A primeira grande reação ao inquérito ocorreu quando 29 mandatos de busca e apreensão foram expedidos por Moraes, tendo como alvo pessoas suspeitas de envolvimento na rede de fake news bolsonaristas. Foram cumpridos em cinco estados: Rio de Janeiro, São Paulo, Mato Grosso, Paraná e Santa Catarina e no Distrito Federal. Bolsonaristas raiz eram os visados, como o empresário Luciano Hang, fundador da Havan, o deputado estadual Douglas Garcia (PSL-SP), a militante Sara Winter, o empresário Edgard Corona, presidente da rede de academias Smart Fit, os blogueiros Winston Lima e Allan dos Santos, e o presidente nacional do PTB, o ex-deputado federal Roberto Jefferson.
Legítima defesa
O inquérito excluiu a participação do Ministério Público nas investigações e se tornou alvo de críticas de procuradores, membros do Executivo e do Legislativo, que temiam uma concentração excessiva de poder nas mãos do Supremo.
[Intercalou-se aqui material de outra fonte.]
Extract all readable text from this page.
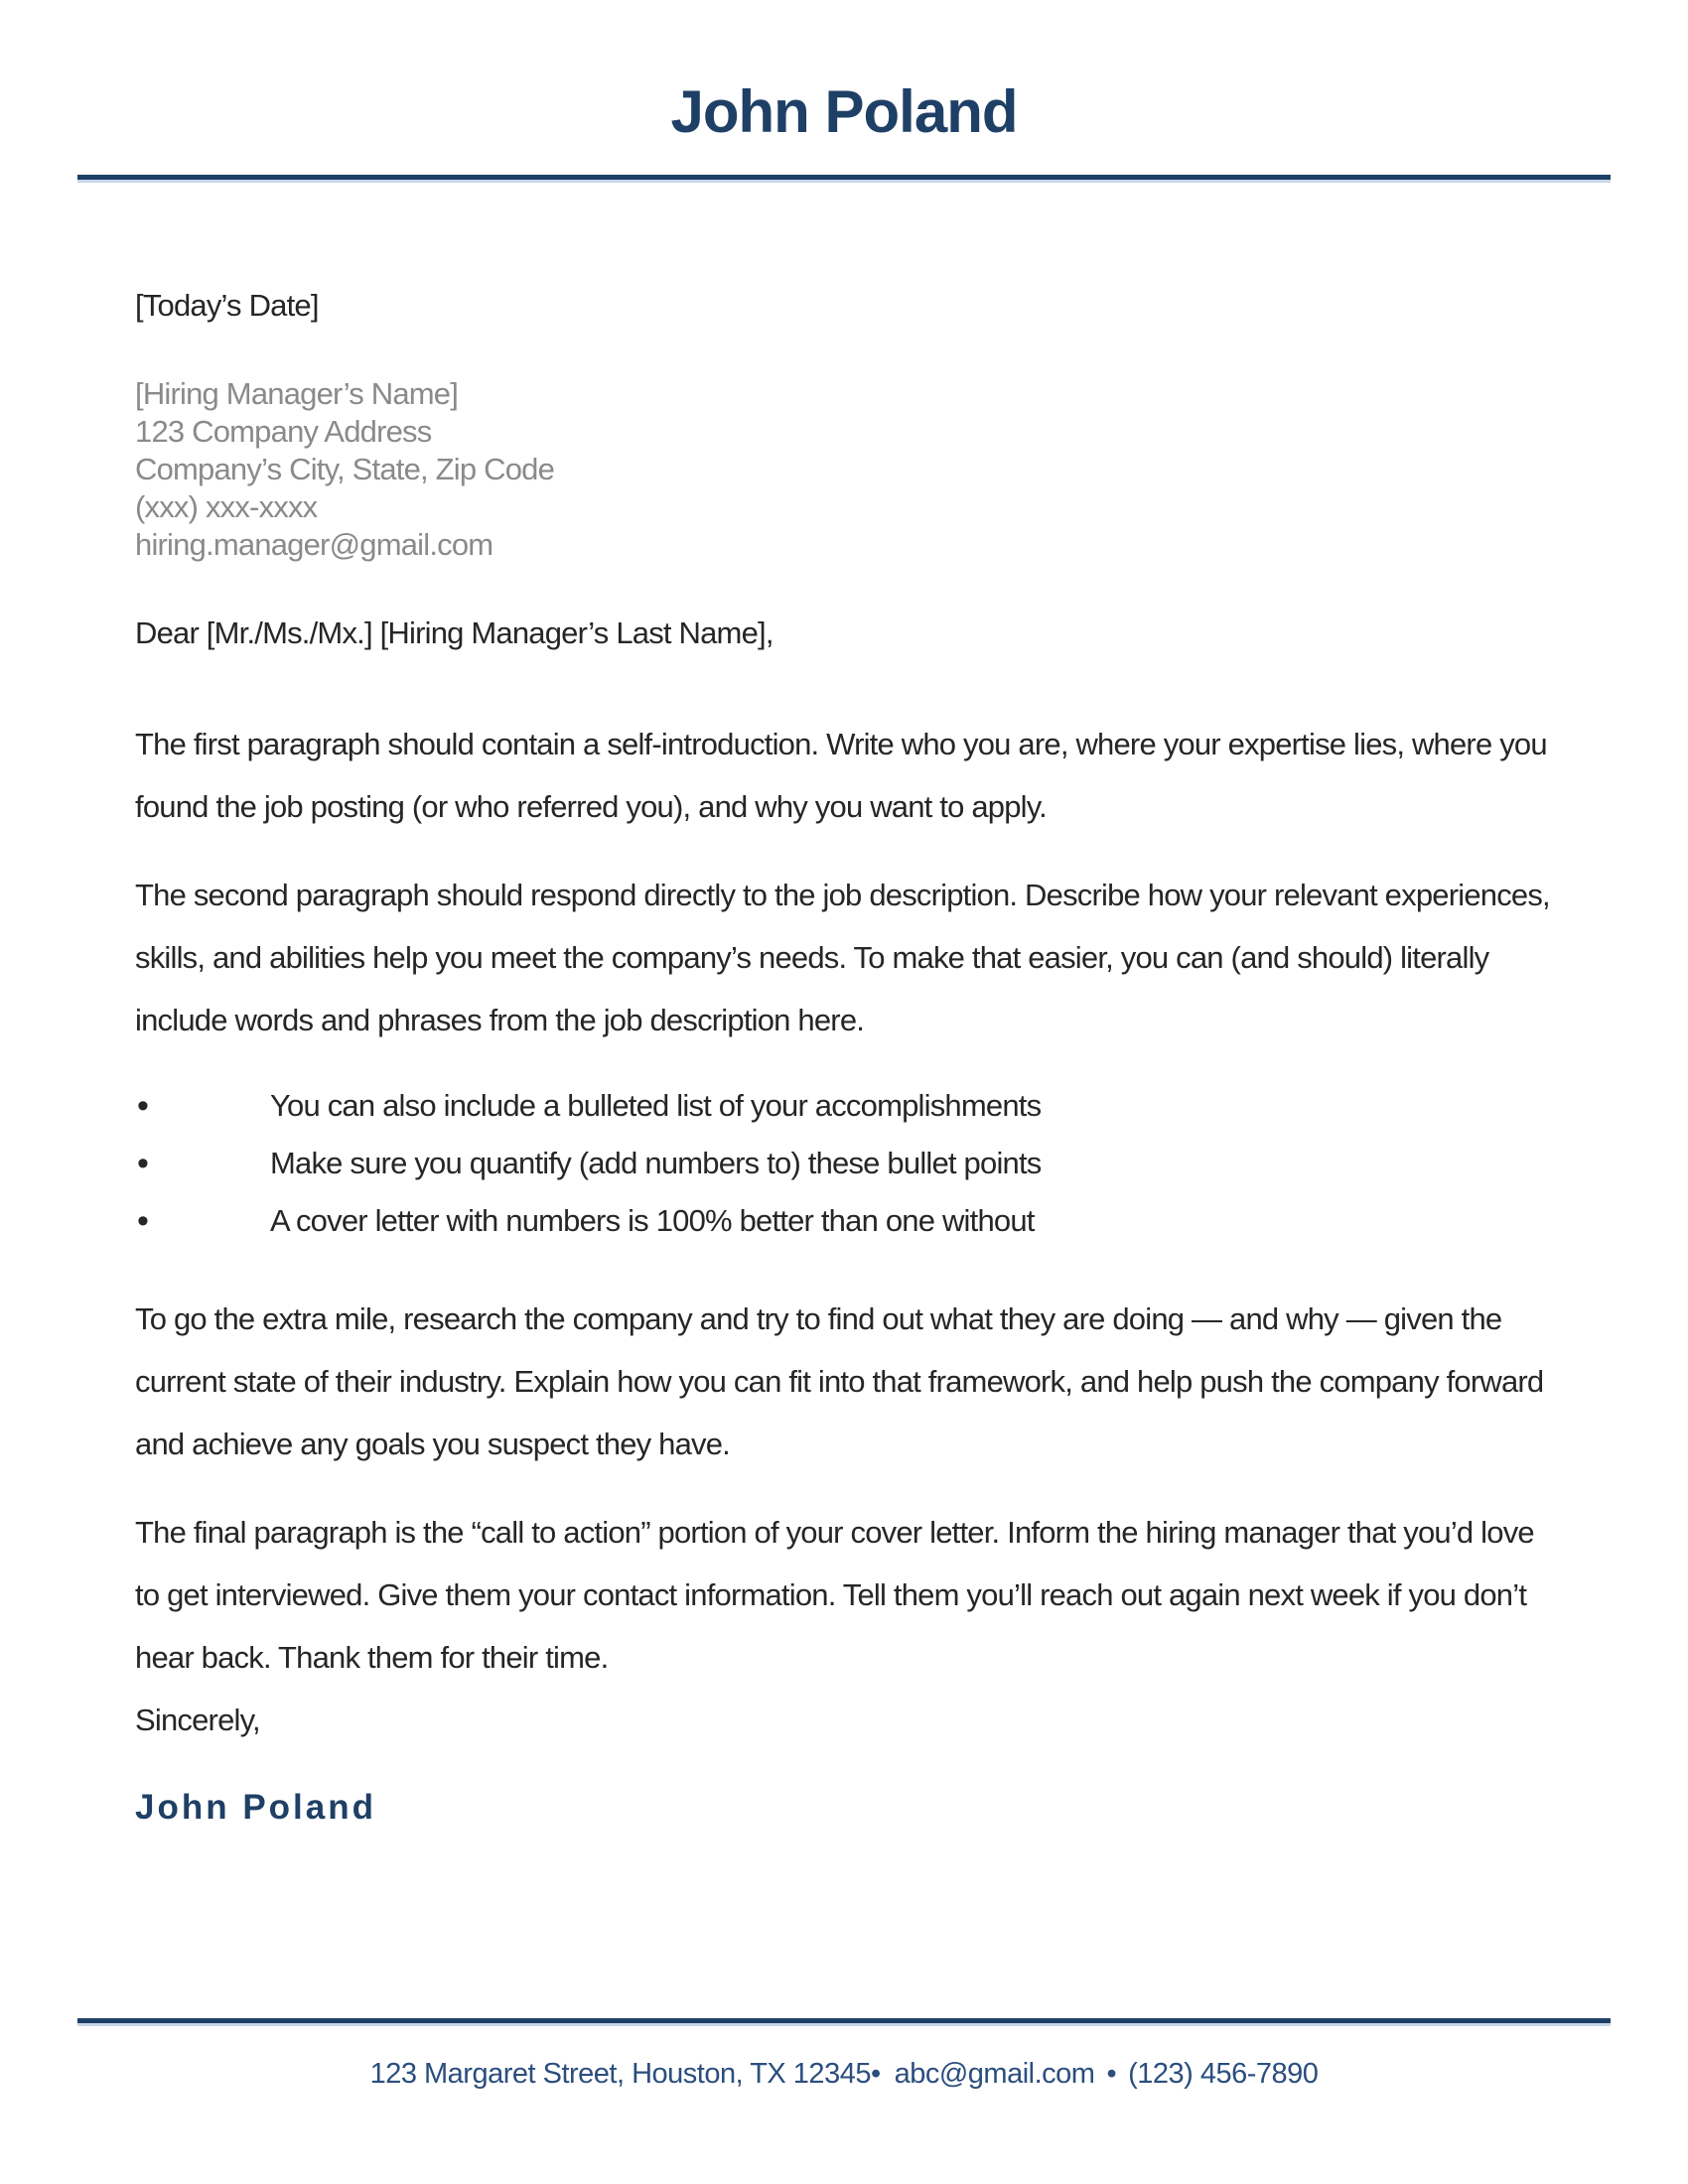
John Poland

[Today’s Date]

[Hiring Manager’s Name]

123 Company Address

Company’s City, State, Zip Code

(xxx) xxx-xxxx

hiring.manager@gmail.com

Dear [Mr./Ms./Mx.] [Hiring Manager’s Last Name],

The first paragraph should contain a self-introduction. Write who you are, where your expertise lies, where you found the job posting (or who referred you), and why you want to apply.

The second paragraph should respond directly to the job description. Describe how your relevant experiences, skills, and abilities help you meet the company’s needs. To make that easier, you can (and should) literally include words and phrases from the job description here.

•	You can also include a bulleted list of your accomplishments
•	Make sure you quantify (add numbers to) these bullet points
•	A cover letter with numbers is 100% better than one without

To go the extra mile, research the company and try to find out what they are doing — and why — given the current state of their industry. Explain how you can fit into that framework, and help push the company forward and achieve any goals you suspect they have.

The final paragraph is the “call to action” portion of your cover letter. Inform the hiring manager that you’d love to get interviewed. Give them your contact information. Tell them you’ll reach out again next week if you don’t hear back. Thank them for their time.

Sincerely,

John Poland

123 Margaret Street, Houston, TX 12345• abc@gmail.com • (123) 456-7890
A então procuradora-geral da República, Raquel Dodge, tentou impedir a continuidade dessa investigação, por considerá-la ilegal, mas seu argumento foi descartado por Moraes.
Seu sucessor na chefia da PGR, Augusto Aras, aliado de Bolsonaro, também esperneou, mas Moraes sustentou que só o STF tem prerrogativa para arquivar a investigação, já que ela é conduzida pelo próprio tribunal, não por promotores. A decisão de Toffoli fora premonitória diante da escalada golpista. O tempo corroborou sua decisão. Graças ao inquérito, os núcleos golpistas de extrema-direita foram identificados e os políticos que desafiaram o Supremo frontalmente, como os ex-deputados Roberto Jeferson e Daniel Silveira, ambos do Rio de Janeiro, acabaram presos.
O inquérito dos fake news também blindou o Tribunal Superior Eleitoral (TSE) durante o processo eleitoral, inclusive no dia da votação do primeiro turno, quando houve ostensiva atuação da Polícia Rodoviária Federal (PRF) para dificultar a movimentação de eleitores nas estradas, principalmente no Nordeste. O Artigo 42 do regimento do Supremo estribou a existência do inquérito: “Ocorrendo infração à lei penal na sede ou dependência do tribunal, o presidente instaurará inquérito, se envolver autoridade ou pessoa sujeita à sua jurisdição, ou delegará esta atribuição a outro ministro".
Segundo Toffoli, apesar de os crimes não terem sido praticados dentro do prédio do Supremo, os ministros “são o tribunal”. Sua tese se confirmou quando os vândalos invadiram e depredaram o plenário da Corte: fora do prédio ocupado pelos vândalos, os ministros usaram a espada da Justiça contra os golpistas. O ministro aposentado do Supremo Tribunal Federal (STF) Carlos Ayres Britto definiu as ações adotadas como um “ato de legitima defesa”.
“A democracia também tem o direito à legítima defesa. Se a sua vida, a minha vida, as nossas vidas são o bem jurídico maior, individualmente, o bem jurídico maior da coletividade, de personalidade coletiva, por definição é a democracia", explicou. "Então, a democracia tem mesmo o poder de abater, por meios que ela prevê, de abater quem se arma para abatê-la", concluiu Brito.